Based upon, subject to and limited by the foregoing, we are of the opinion that:
(a)(i) following the effectiveness of the Registration Statement and receipt by the Operating Partnership of the Original Notes in exchange for the Exchange Notes as specified in the resolutions of the Board of Directors of DFT and in accordance with the terms of the Indenture, and (ii) assuming due execution, authentication, issuance and delivery of the Exchange Notes pursuant to the terms of the Indenture, the Exchange Notes will constitute valid and binding obligations of the Operating Partnership; and
(b)(i) following the effectiveness of the Registration Statement and receipt by the Operating Partnership of the Original Notes in exchange for the Exchange Notes as specified in the resolutions of the Board of Directors of DFT and in accordance with the terms of the Indenture, and (ii) assuming due execution, authentication, issuance and delivery of the Exchange Notes pursuant to the terms of the Indenture, the Guarantee of each Guarantor will constitute a valid and binding obligation of such Guarantor.
In addition to the assumptions, qualifications, exceptions and limitations set forth elsewhere in this opinion letter, our opinions expressed above are also subject to the effect of bankruptcy, insolvency, reorganization, receivership, moratorium and other laws affecting creditors’ rights (including, without limitation, the effect of statutory and other law regarding fraudulent conveyances, fraudulent transfers and preferential transfers) and the exercise of judicial discretion and the application of principles of equity, good faith, fair dealing, reasonableness, conscionability and materiality (regardless of whether the applicable agreements are considered in a proceeding in equity or at law).

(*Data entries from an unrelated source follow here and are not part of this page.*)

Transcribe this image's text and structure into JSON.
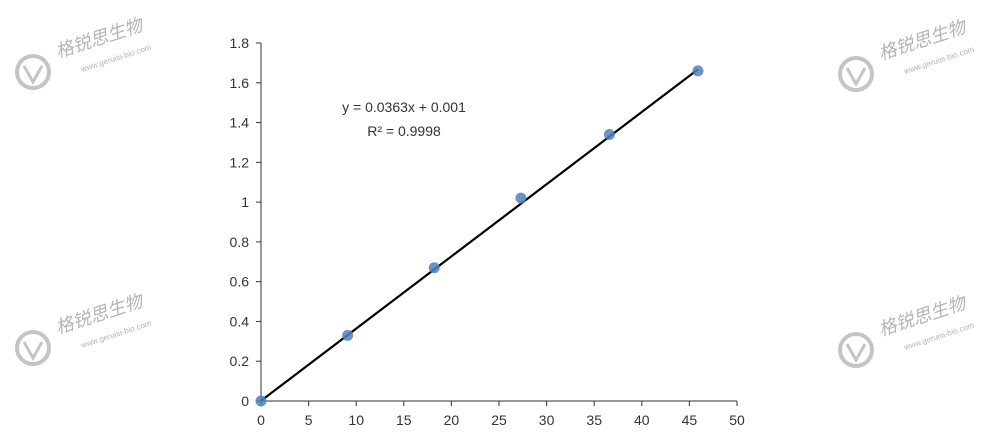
{
  "watermark": {
    "text_cn": "格锐思生物",
    "text_en": "www.geruisi-bio.com"
  },
  "chart_data": {
    "type": "scatter",
    "title": "",
    "xlabel": "",
    "ylabel": "",
    "xlim": [
      0,
      50
    ],
    "ylim": [
      0,
      1.8
    ],
    "x_ticks": [
      0,
      5,
      10,
      15,
      20,
      25,
      30,
      35,
      40,
      45,
      50
    ],
    "x_tick_labels": [
      "0",
      "5",
      "10",
      "15",
      "20",
      "25",
      "30",
      "35",
      "40",
      "45",
      "50"
    ],
    "y_ticks": [
      0,
      0.2,
      0.4,
      0.6,
      0.8,
      1,
      1.2,
      1.4,
      1.6,
      1.8
    ],
    "y_tick_labels": [
      "0",
      "0.2",
      "0.4",
      "0.6",
      "0.8",
      "1",
      "1.2",
      "1.4",
      "1.6",
      "1.8"
    ],
    "grid": false,
    "series": [
      {
        "x": [
          0,
          9.1,
          18.2,
          27.3,
          36.6,
          45.9
        ],
        "y": [
          0,
          0.33,
          0.67,
          1.02,
          1.34,
          1.66
        ],
        "marker_color": "#4f81bd"
      }
    ],
    "trendline": {
      "slope": 0.0363,
      "intercept": 0.001,
      "x_range": [
        0,
        45.9
      ],
      "color": "#000000"
    },
    "equation": "y = 0.0363x + 0.001",
    "r_squared_label": "R² = 0.9998"
  }
}
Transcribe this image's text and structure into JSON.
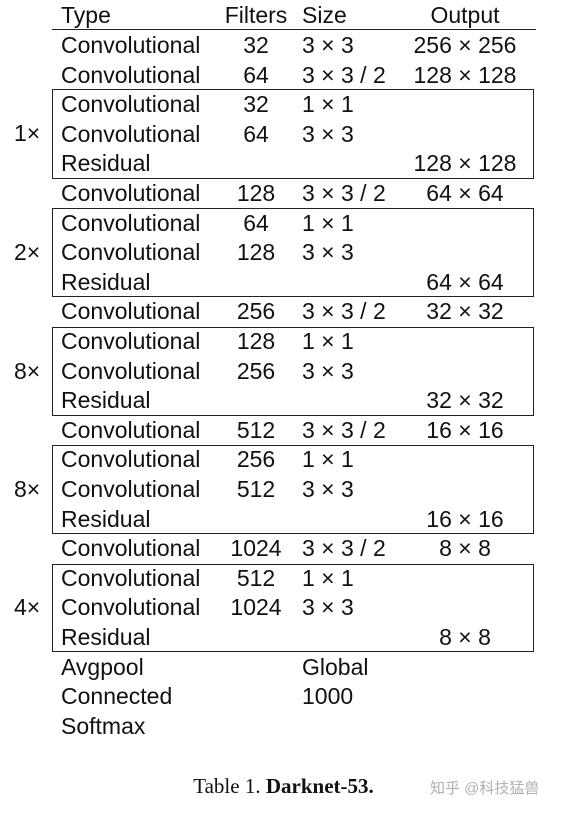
{
  "header": {
    "type": "Type",
    "filters": "Filters",
    "size": "Size",
    "output": "Output"
  },
  "rows": [
    {
      "type": "Convolutional",
      "filters": "32",
      "size": "3 × 3",
      "output": "256 × 256"
    },
    {
      "type": "Convolutional",
      "filters": "64",
      "size": "3 × 3 / 2",
      "output": "128 × 128"
    },
    {
      "type": "Convolutional",
      "filters": "32",
      "size": "1 × 1",
      "output": ""
    },
    {
      "type": "Convolutional",
      "filters": "64",
      "size": "3 × 3",
      "output": ""
    },
    {
      "type": "Residual",
      "filters": "",
      "size": "",
      "output": "128 × 128"
    },
    {
      "type": "Convolutional",
      "filters": "128",
      "size": "3 × 3 / 2",
      "output": "64 × 64"
    },
    {
      "type": "Convolutional",
      "filters": "64",
      "size": "1 × 1",
      "output": ""
    },
    {
      "type": "Convolutional",
      "filters": "128",
      "size": "3 × 3",
      "output": ""
    },
    {
      "type": "Residual",
      "filters": "",
      "size": "",
      "output": "64 × 64"
    },
    {
      "type": "Convolutional",
      "filters": "256",
      "size": "3 × 3 / 2",
      "output": "32 × 32"
    },
    {
      "type": "Convolutional",
      "filters": "128",
      "size": "1 × 1",
      "output": ""
    },
    {
      "type": "Convolutional",
      "filters": "256",
      "size": "3 × 3",
      "output": ""
    },
    {
      "type": "Residual",
      "filters": "",
      "size": "",
      "output": "32 × 32"
    },
    {
      "type": "Convolutional",
      "filters": "512",
      "size": "3 × 3 / 2",
      "output": "16 × 16"
    },
    {
      "type": "Convolutional",
      "filters": "256",
      "size": "1 × 1",
      "output": ""
    },
    {
      "type": "Convolutional",
      "filters": "512",
      "size": "3 × 3",
      "output": ""
    },
    {
      "type": "Residual",
      "filters": "",
      "size": "",
      "output": "16 × 16"
    },
    {
      "type": "Convolutional",
      "filters": "1024",
      "size": "3 × 3 / 2",
      "output": "8 × 8"
    },
    {
      "type": "Convolutional",
      "filters": "512",
      "size": "1 × 1",
      "output": ""
    },
    {
      "type": "Convolutional",
      "filters": "1024",
      "size": "3 × 3",
      "output": ""
    },
    {
      "type": "Residual",
      "filters": "",
      "size": "",
      "output": "8 × 8"
    },
    {
      "type": "Avgpool",
      "filters": "",
      "size": "Global",
      "output": ""
    },
    {
      "type": "Connected",
      "filters": "",
      "size": "1000",
      "output": ""
    },
    {
      "type": "Softmax",
      "filters": "",
      "size": "",
      "output": ""
    }
  ],
  "blocks": [
    {
      "multiplier": "1×"
    },
    {
      "multiplier": "2×"
    },
    {
      "multiplier": "8×"
    },
    {
      "multiplier": "8×"
    },
    {
      "multiplier": "4×"
    }
  ],
  "caption": {
    "prefix": "Table 1. ",
    "bold": "Darknet-53."
  },
  "watermark": "知乎 @科技猛兽"
}
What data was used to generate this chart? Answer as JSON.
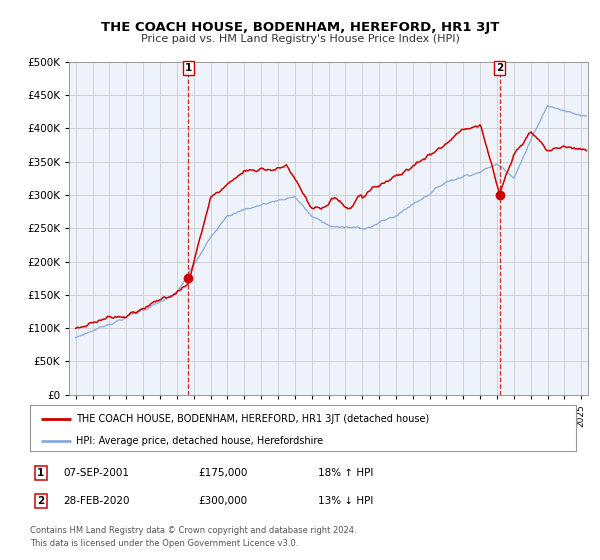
{
  "title": "THE COACH HOUSE, BODENHAM, HEREFORD, HR1 3JT",
  "subtitle": "Price paid vs. HM Land Registry's House Price Index (HPI)",
  "legend_line1": "THE COACH HOUSE, BODENHAM, HEREFORD, HR1 3JT (detached house)",
  "legend_line2": "HPI: Average price, detached house, Herefordshire",
  "sale1_date": "07-SEP-2001",
  "sale1_price": "£175,000",
  "sale1_hpi": "18% ↑ HPI",
  "sale2_date": "28-FEB-2020",
  "sale2_price": "£300,000",
  "sale2_hpi": "13% ↓ HPI",
  "footer": "Contains HM Land Registry data © Crown copyright and database right 2024.\nThis data is licensed under the Open Government Licence v3.0.",
  "red_color": "#cc0000",
  "blue_color": "#88aadd",
  "grid_color": "#cccccc",
  "bg_color": "#eef2fa",
  "ylim": [
    0,
    500000
  ],
  "yticks": [
    0,
    50000,
    100000,
    150000,
    200000,
    250000,
    300000,
    350000,
    400000,
    450000,
    500000
  ],
  "sale1_x": 2001.67,
  "sale1_y": 175000,
  "sale2_x": 2020.16,
  "sale2_y": 300000,
  "vline1_x": 2001.67,
  "vline2_x": 2020.16,
  "xlim_left": 1994.6,
  "xlim_right": 2025.4
}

This opinion letter has been prepared for use in connection with the Registration Statement. We assume no obligation to advise you of any changes in the foregoing subsequent to the effective date of the Registration Statement.
We hereby consent to the filing of this opinion letter as Exhibit 5.1 to the Registration Statement and to the reference to this firm under the caption “Legal Matters” in the prospectus constituting a part of the Registration Statement. In giving this consent, we do not thereby admit that we are an “expert” within the meaning of the Securities Act of 1933, as amended.